Pour son treizième long-métrage à sortir en salle, Christophe Honoré joue avec le théâtre et le cinéma. Une épopée intime et collective, dans notre monde au timing bouleversé.
Périlleuse entreprise que de mettre en abyme avec une caméra une création scénique. Faire un film à part entière à partir d’un matériau documentaire : la reprise de répétitions avortées d’un spectacle, à la suite du premier confinement. Christophe Honoré a relevé le défi, alors qu’il réattaquait au printemps 2020 la mise en scène pour la Comédie-Française de son adaptation du Côté de Guermantes de Marcel Proust, troisième volet d’À la recherche du temps perdu. Il avait donc la double mission de continuer la préparation de la pièce, vouée à être représentée en septembre 2020, et de faire un long-métrage à partir de ce terreau, pour répondre à une proposition de la compagnie. Soit un lieu unique : le Théâtre Marigny à Paris ; une temporalité ramassée : les quelques jours du temps de fiction ; et une partie de la troupe du Français. Se greffent aussi au récit les jeux avec le réel : revendications syndicales de l’institution, nées de la crise sanitaire, décisions collégiales à adopter quant à la poursuite du projet – la date de réouverture des salles de spectacle restant floue -, et présence à l’image d’Honoré lui-même, en capitaine de bateau surfant sur les vagues de ces eaux incertaines.
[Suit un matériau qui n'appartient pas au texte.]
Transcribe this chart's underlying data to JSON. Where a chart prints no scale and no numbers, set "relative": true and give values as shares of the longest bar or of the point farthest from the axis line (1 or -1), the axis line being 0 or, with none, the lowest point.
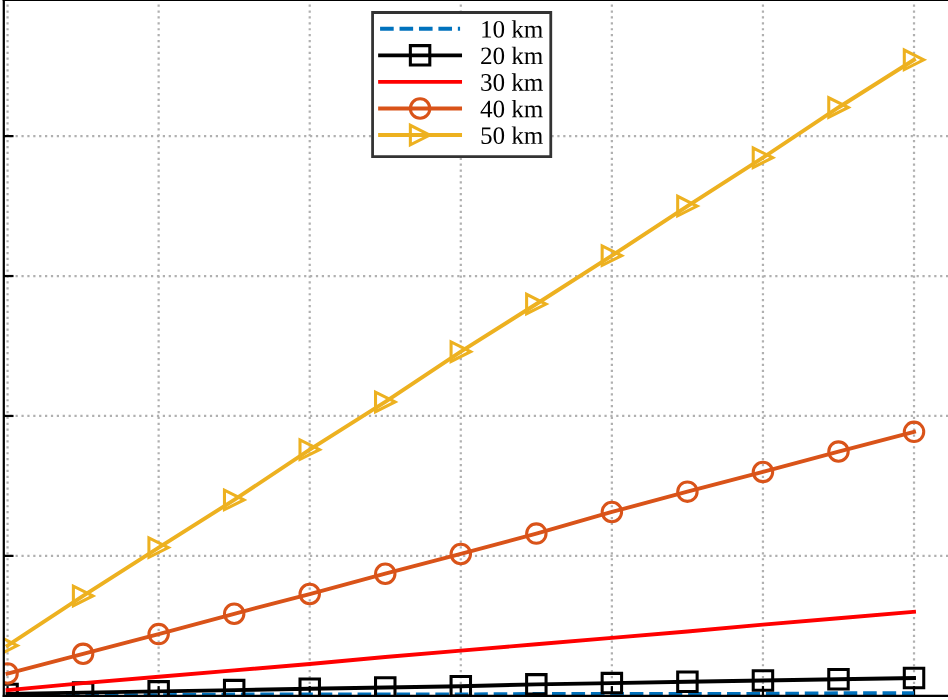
{
  "chart_data": {
    "type": "line",
    "relative": true,
    "categories": [
      null,
      null,
      null,
      null,
      null,
      null,
      null,
      null,
      null,
      null,
      null,
      null,
      null
    ],
    "grid": true,
    "legend": "top",
    "series": [
      {
        "name": "10 km",
        "color": "#0072bd",
        "line_style": "dashed",
        "marker": "none",
        "values": [
          0.001,
          0.001,
          0.001,
          0.002,
          0.002,
          0.002,
          0.002,
          0.003,
          0.003,
          0.003,
          0.003,
          0.004,
          0.004
        ]
      },
      {
        "name": "20 km",
        "color": "#000000",
        "line_style": "solid",
        "marker": "square",
        "values": [
          0.003,
          0.005,
          0.007,
          0.009,
          0.011,
          0.013,
          0.015,
          0.018,
          0.02,
          0.022,
          0.024,
          0.026,
          0.028
        ]
      },
      {
        "name": "30 km",
        "color": "#ff0000",
        "line_style": "solid",
        "marker": "none",
        "values": [
          0.009,
          0.02,
          0.03,
          0.04,
          0.05,
          0.061,
          0.071,
          0.081,
          0.091,
          0.101,
          0.112,
          0.122,
          0.132
        ]
      },
      {
        "name": "40 km",
        "color": "#d95319",
        "line_style": "solid",
        "marker": "circle",
        "values": [
          0.035,
          0.066,
          0.097,
          0.129,
          0.16,
          0.192,
          0.223,
          0.255,
          0.289,
          0.321,
          0.352,
          0.384,
          0.415
        ]
      },
      {
        "name": "50 km",
        "color": "#edb120",
        "line_style": "solid",
        "marker": "triangle",
        "values": [
          0.079,
          0.157,
          0.233,
          0.308,
          0.387,
          0.462,
          0.541,
          0.616,
          0.692,
          0.77,
          0.846,
          0.925,
          1
        ]
      }
    ]
  }
}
Le cinéaste, également scénariste, écrivain, dramaturge et metteur en scène d’opéra comme de théâtre, a toujours aimé travailler les moments de l’Histoire en marche, pour en faire des œuvres de création vivante. Il a notamment donné à voir sa version de la bande du Nouveau roman dans son spectacle éponyme (2012), et a rassemblé ses icônes masculines emportées par le Sida dans la pièce Les Idoles (2018). Ici, il s’amuse pour le grand écran à inventer du romanesque, sur fond d’ateliers proustiens, et à se nourrir des réalités et des improvisations de chaque membre de la brillante distribution. Le flou documentaire reste volontairement total. Laurent Lafitte regarde en boucle sur son smartphone la bande-annonce de son film non cité (L’Origine du monde vient de sortir en ce mois de septembre 2021) ; Stéphane Varupenne chante et joue des standards à la guitare, dont My Lady d’Arbanville de Cat Stevens ; et Dominique Blanc passe de l’énamourée à l’énervée au téléphone, en dialogue avec son amour, avant et après sa nuit entière à Marigny.
Finalement, le film est un beau moment sur l’attente et sur l’échange en période créative, sur l’entre-deux, comme un sas existentiel collectif. Chaque personnage évolue entre lâcher-prise et jugement, entre colonie de vacances, camping improvisé et fin de fête. Un prolongement de l’adolescence aussi, qu’Honoré a toujours préservée, avec son lot de fantasmes, de drague, d’ambiance traînante, et de goût du déguisement, parachevé par un joyeux final déambulatoire. Le temps perdu du confinement ne l’est plus, l’âge n’a pas d’âge, Claude Mathieu fait jeu égal avec Mickaël Pélissier, et l’illustre Marcel est revisité un siècle plus tard. La projection finie, on reste sur la sensation d’avoir assisté à un instant privilégié, avec une équipe pas comme les autres, de la discipline au vent de liberté. Avec aussi l’énergie de l’amour des planches, de la littérature et du cinéma. Et puis avec le temps d’être ensemble, enfin retrouvé.